Dillanos Coffee Roasters is a company that specializes in coffee roasting, located in Sumner, Washington. The company offers a range of specialty coffee blends and single-origin coffees, including direct trade coffees that, are marketed under the One Harvest Project label. The company employs nearly 70 employees and distributes its coffee to more than 1,500 wholesale accounts around the United States.

History

David Morris opened Dillanos in 1992 with the help of his stepfather, Howard Heyer. Named after Morris's son, Dillon, the business originally consisted of one espresso cart located in front of Heyer's convenience store in Buckley, Washington. Morris and Heyer opened two additional retail outlets the following year.

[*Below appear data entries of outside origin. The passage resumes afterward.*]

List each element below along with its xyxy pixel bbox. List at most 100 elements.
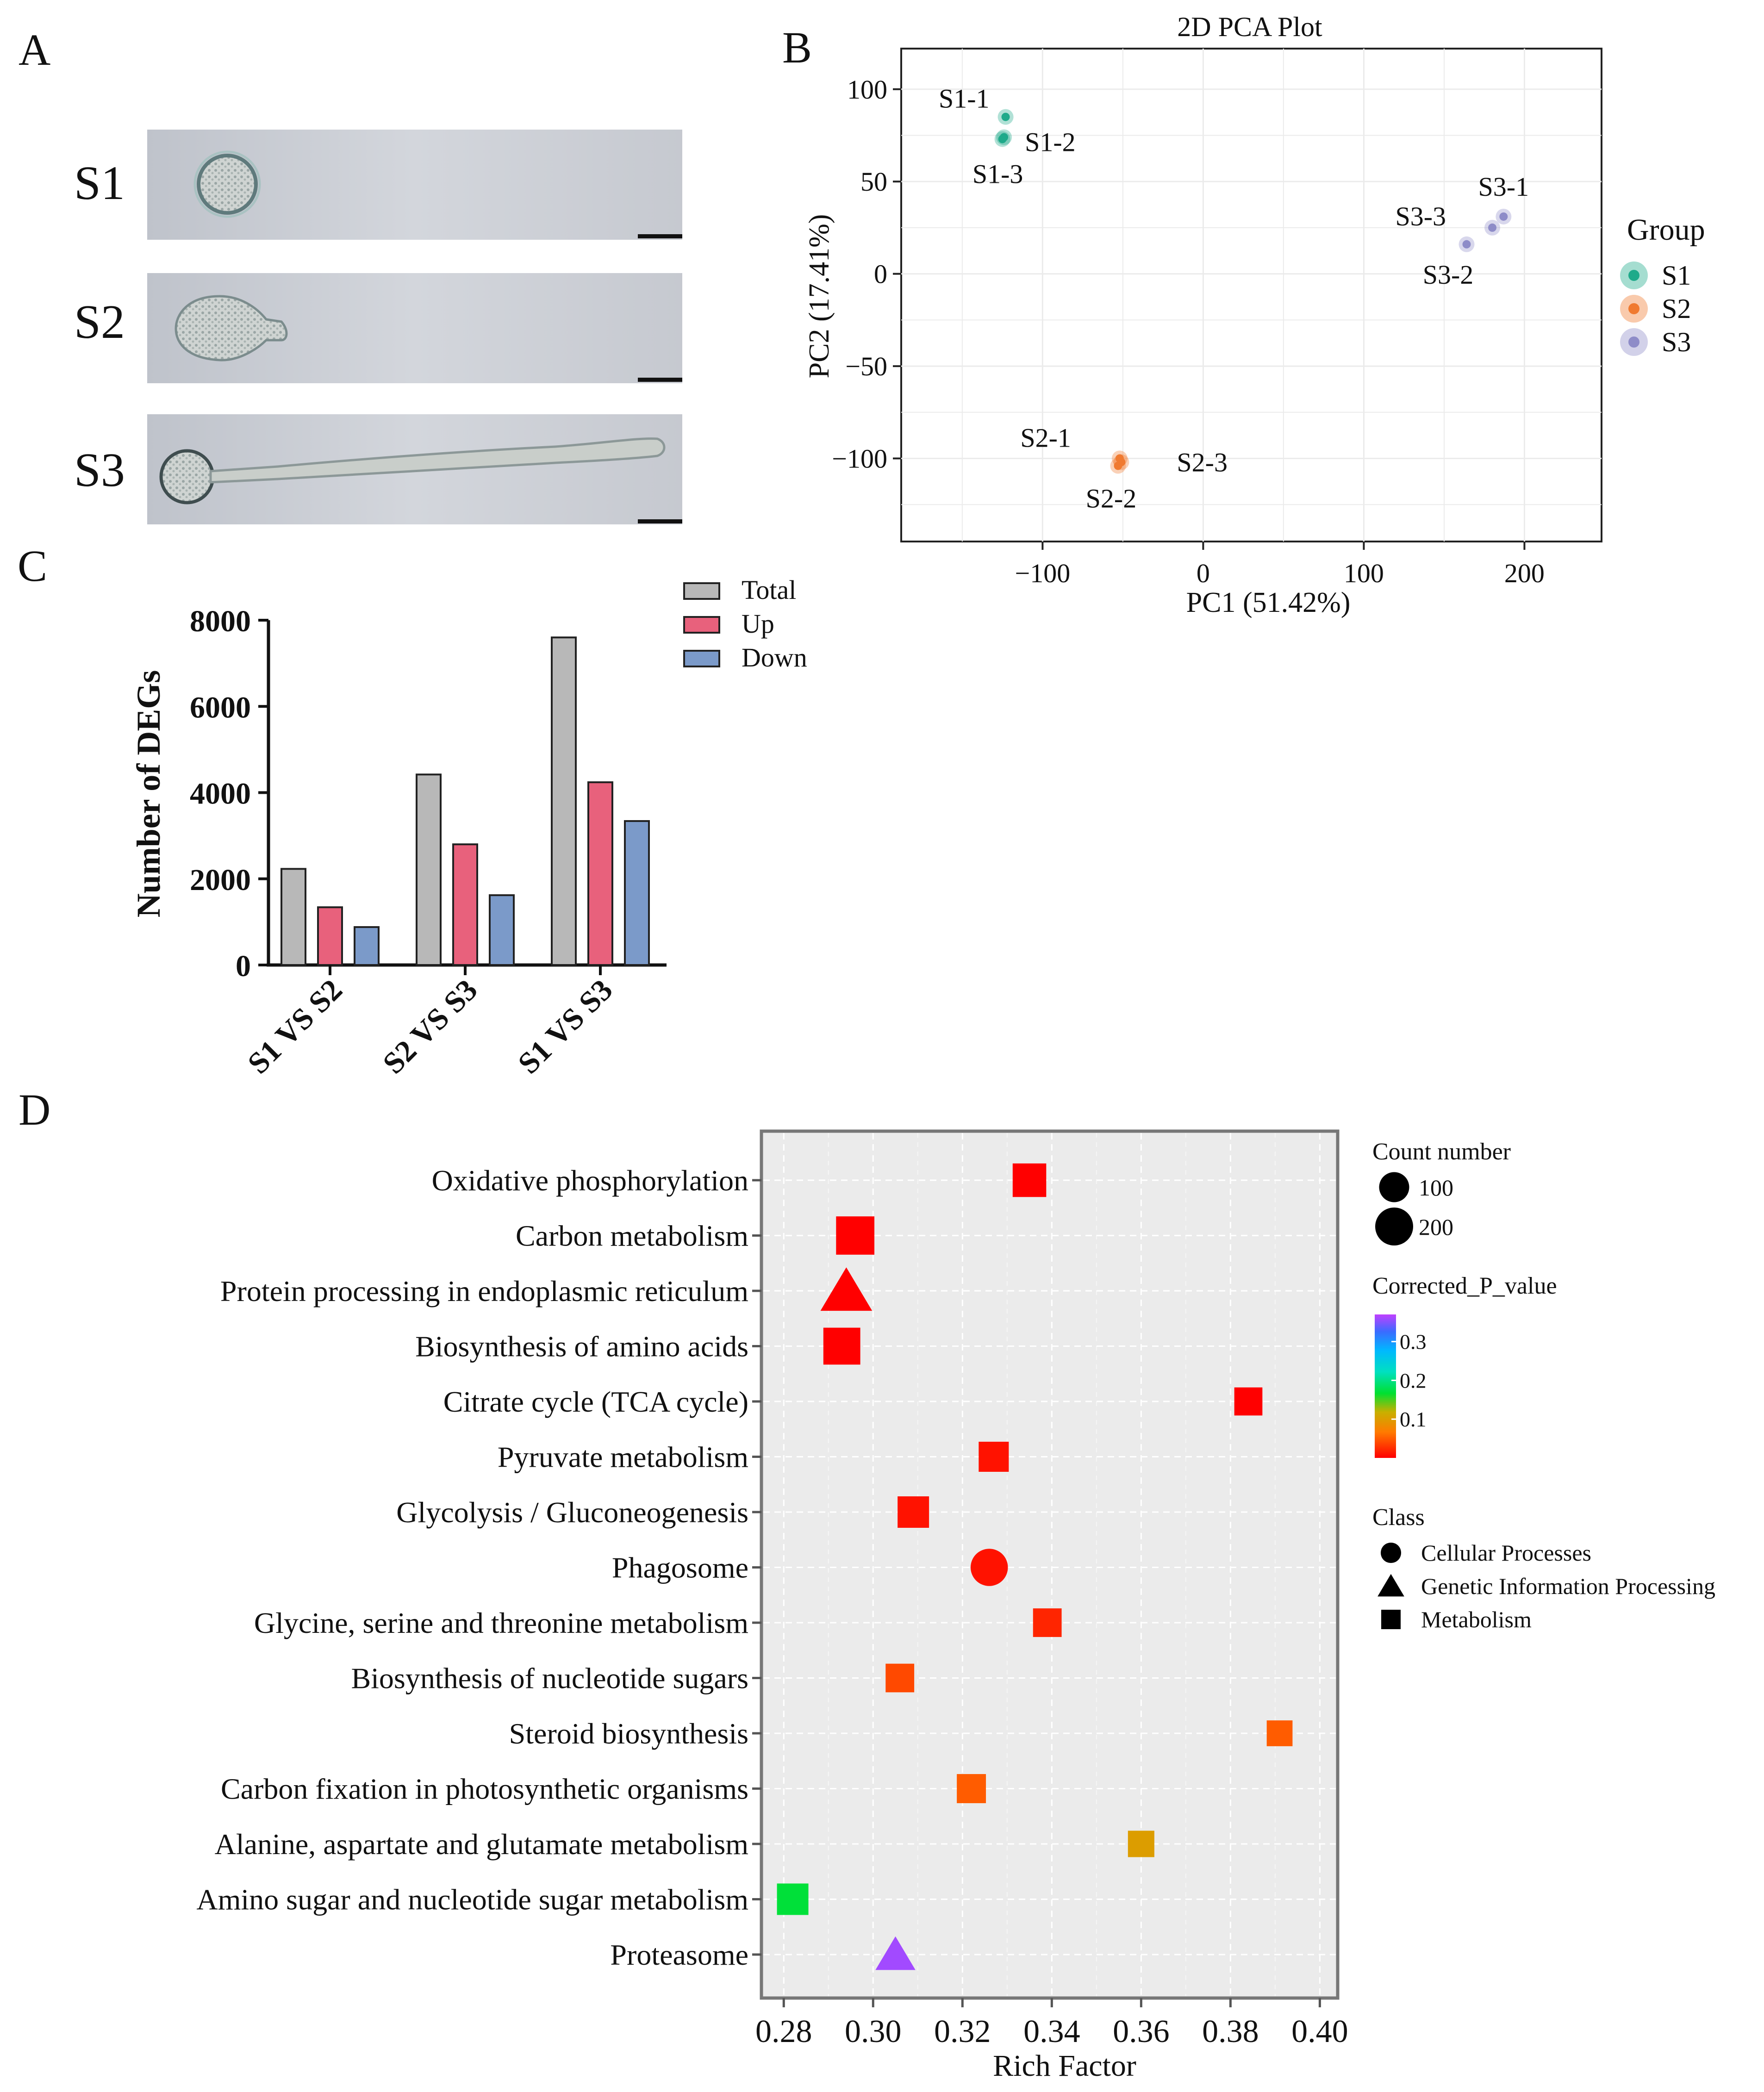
count-legend-label-100: 100 xyxy=(1419,1175,1453,1201)
class-legend-shape-cellular-processes xyxy=(1380,1542,1402,1563)
pca-point-label-s2-3: S2-3 xyxy=(1177,447,1228,477)
pca-legend-label-s3: S3 xyxy=(1662,327,1691,357)
pca-x-tick-label: 200 xyxy=(1504,558,1545,588)
kegg-point-citrate-cycle-tca-cycle xyxy=(1234,1387,1263,1416)
panel-letter-b: B xyxy=(782,23,812,72)
pca-y-axis: 100 50 0 −50 −100 xyxy=(832,75,901,474)
kegg-point-carbon-fixation-in-photosynthetic-organisms xyxy=(957,1774,986,1803)
pca-points: S1-1 S1-2S1-3 S2-1 S2-2 S2-3 S3-1 S3-2 S3-3 xyxy=(939,84,1529,514)
pathway-label-alanine-aspartate-and-glutamate-metabolism: Alanine, aspartate and glutamate metabol… xyxy=(215,1828,748,1861)
pca-point-label-s3-3: S3-3 xyxy=(1395,201,1446,231)
bar-y-tick-label: 2000 xyxy=(190,863,251,897)
pca-y-label: PC2 (17.41%) xyxy=(804,214,835,379)
pathway-label-glycine-serine-and-threonine-metabolism: Glycine, serine and threonine metabolism xyxy=(254,1606,748,1639)
bar-legend-label-total: Total xyxy=(742,575,796,605)
count-legend-dot-100 xyxy=(1379,1172,1409,1202)
bar-up-s1-vs-s3 xyxy=(587,781,613,966)
pathway-label-pyruvate-metabolism: Pyruvate metabolism xyxy=(498,1441,748,1474)
pca-y-tick-label: 0 xyxy=(874,259,887,289)
kegg-points xyxy=(777,1163,1293,1970)
bar-y-tick-label: 6000 xyxy=(190,691,251,724)
micrograph-label-s1: S1 xyxy=(74,156,125,210)
pca-plot-area xyxy=(900,48,1602,542)
count-legend-label-200: 200 xyxy=(1419,1214,1453,1240)
pca-x-label: PC1 (51.42%) xyxy=(1186,587,1351,618)
bar-x-tick-label: S1 VS S2 xyxy=(241,973,349,1080)
p-tick-label: 0.1 xyxy=(1400,1407,1427,1431)
pca-point-s1-3 xyxy=(998,135,1007,143)
bar-down-s1-vs-s2 xyxy=(354,926,380,966)
kegg-x-tick-label: 0.28 xyxy=(755,2014,812,2049)
pathway-label-proteasome: Proteasome xyxy=(610,1938,748,1971)
kegg-point-biosynthesis-of-amino-acids xyxy=(823,1327,860,1365)
class-legend-label-metabolism: Metabolism xyxy=(1421,1606,1532,1632)
pca-point-label-s3-2: S3-2 xyxy=(1423,260,1474,290)
p-colorbar xyxy=(1375,1314,1396,1458)
p-tick-label: 0.2 xyxy=(1400,1369,1427,1392)
micrograph-label-s3: S3 xyxy=(74,443,125,497)
micrograph-s1 xyxy=(147,130,682,240)
class-legend-label-cellular-processes: Cellular Processes xyxy=(1421,1540,1591,1566)
pca-title: 2D PCA Plot xyxy=(1177,12,1322,42)
bar-total-s1-vs-s2 xyxy=(280,868,306,966)
pca-point-label-s1-1: S1-1 xyxy=(939,84,990,114)
panel-b: B 2D PCA Plot −100 0 100 200 100 50 0 −50 −100 … xyxy=(782,12,1705,618)
bar-legend-label-up: Up xyxy=(742,609,774,639)
kegg-point-oxidative-phosphorylation xyxy=(1012,1163,1047,1197)
count-legend-dot-200 xyxy=(1375,1208,1413,1245)
pca-legend-dot-s2 xyxy=(1628,303,1639,314)
bar-y-axis: 0 2000 4000 6000 8000 xyxy=(190,604,268,983)
kegg-point-protein-processing-in-endoplasmic-reticulum xyxy=(820,1267,873,1311)
bar-x-tick-label: S1 VS S3 xyxy=(511,973,619,1080)
pca-point-label-s1-3: S1-3 xyxy=(972,159,1023,189)
pca-y-tick-label: 100 xyxy=(847,75,887,105)
p-tick-label: 0.3 xyxy=(1400,1330,1427,1354)
bar-total-s2-vs-s3 xyxy=(416,773,442,966)
pca-point-label-s2-2: S2-2 xyxy=(1086,483,1137,513)
pca-legend-dot-s1 xyxy=(1628,270,1639,281)
panel-letter-a: A xyxy=(19,25,50,75)
bar-y-tick-label: 4000 xyxy=(190,777,251,811)
bar-y-tick-label: 8000 xyxy=(190,604,251,638)
kegg-point-pyruvate-metabolism xyxy=(979,1442,1009,1472)
kegg-p-legend: Corrected_P_value 0.1 0.2 0.3 xyxy=(1372,1273,1557,1458)
kegg-point-glycolysis-gluconeogenesis xyxy=(898,1496,929,1528)
p-legend-title: Corrected_P_value xyxy=(1372,1273,1557,1299)
pca-legend-label-s2: S2 xyxy=(1662,293,1691,324)
panel-letter-c: C xyxy=(18,541,47,591)
bar-legend-label-down: Down xyxy=(742,642,807,672)
bar-x-axis: S1 VS S2 S2 VS S3 S1 VS S3 xyxy=(241,965,619,1080)
kegg-x-tick-label: 0.40 xyxy=(1291,2014,1348,2049)
bar-down-s1-vs-s3 xyxy=(624,820,650,966)
kegg-plot-area xyxy=(760,1129,1340,2000)
pca-point-s1-1 xyxy=(1001,112,1010,121)
bar-x-tick-label: S2 VS S3 xyxy=(376,973,484,1080)
pathway-label-carbon-fixation-in-photosynthetic-organisms: Carbon fixation in photosynthetic organi… xyxy=(221,1773,748,1806)
class-legend-label-genetic-information-processing: Genetic Information Processing xyxy=(1421,1573,1715,1599)
panel-letter-d: D xyxy=(19,1085,50,1134)
pathway-label-phagosome: Phagosome xyxy=(612,1551,748,1584)
kegg-point-biosynthesis-of-nucleotide-sugars xyxy=(885,1663,915,1693)
pathway-label-steroid-biosynthesis: Steroid biosynthesis xyxy=(509,1717,748,1750)
pca-point-label-s1-2: S1-2 xyxy=(1025,127,1076,157)
kegg-point-glycine-serine-and-threonine-metabolism xyxy=(1033,1608,1062,1637)
kegg-point-amino-sugar-and-nucleotide-sugar-metabolism xyxy=(777,1883,809,1915)
kegg-x-tick-label: 0.30 xyxy=(845,2014,902,2049)
kegg-point-alanine-aspartate-and-glutamate-metabolism xyxy=(1128,1830,1154,1857)
bar-y-tick-label: 0 xyxy=(236,949,251,983)
class-legend-title: Class xyxy=(1372,1504,1425,1531)
pathway-label-carbon-metabolism: Carbon metabolism xyxy=(516,1220,748,1252)
kegg-pathway-labels: Oxidative phosphorylation Carbon metaboli… xyxy=(196,1164,761,1971)
bar-total-s1-vs-s3 xyxy=(551,636,577,966)
pathway-label-protein-processing-in-endoplasmic-reticulum: Protein processing in endoplasmic reticu… xyxy=(220,1275,748,1308)
pca-point-s3-2 xyxy=(1462,240,1471,249)
kegg-point-steroid-biosynthesis xyxy=(1266,1720,1293,1746)
pathway-label-amino-sugar-and-nucleotide-sugar-metabolism: Amino sugar and nucleotide sugar metabol… xyxy=(196,1883,748,1916)
pca-x-tick-label: 0 xyxy=(1197,558,1210,588)
pathway-label-oxidative-phosphorylation: Oxidative phosphorylation xyxy=(432,1164,748,1197)
pca-x-axis: −100 0 100 200 xyxy=(1015,542,1545,588)
class-legend-shape-genetic-information-processing xyxy=(1378,1574,1404,1597)
pca-y-tick-label: −50 xyxy=(845,351,887,381)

Chris Heyer, Howard's son and Morris' half-brother, joined the operation shortly after it opened and started roasting with a 20-pound coffee roaster. The brothers originally intended to roast only for their retail stores and a few wholesale customers, but within a few years, decided instead to sell the stores and pursue wholesale roasting full-time. In 2004, Dillanos moved its roasting operation to Sumner, Washington just east of Tacoma. 

In 2011, the company was named Roast Magazine’s Macro Roaster of the Year, presented annually to the U.S.'s top roaster with an output of more than 100,000 pounds as decided by the Roast editorial board.

As of 2012, the company employs nearly 70 people in a  roasting facility. Dillanos roasts its coffee on three roasters — a 120-kilo Diedrich, a 240-kilo Diedrich, and a 25-kilo Probat — and distributes its coffee to standalone operations, chains/franchises, distributors, e-commerce outlets, and grocery stores.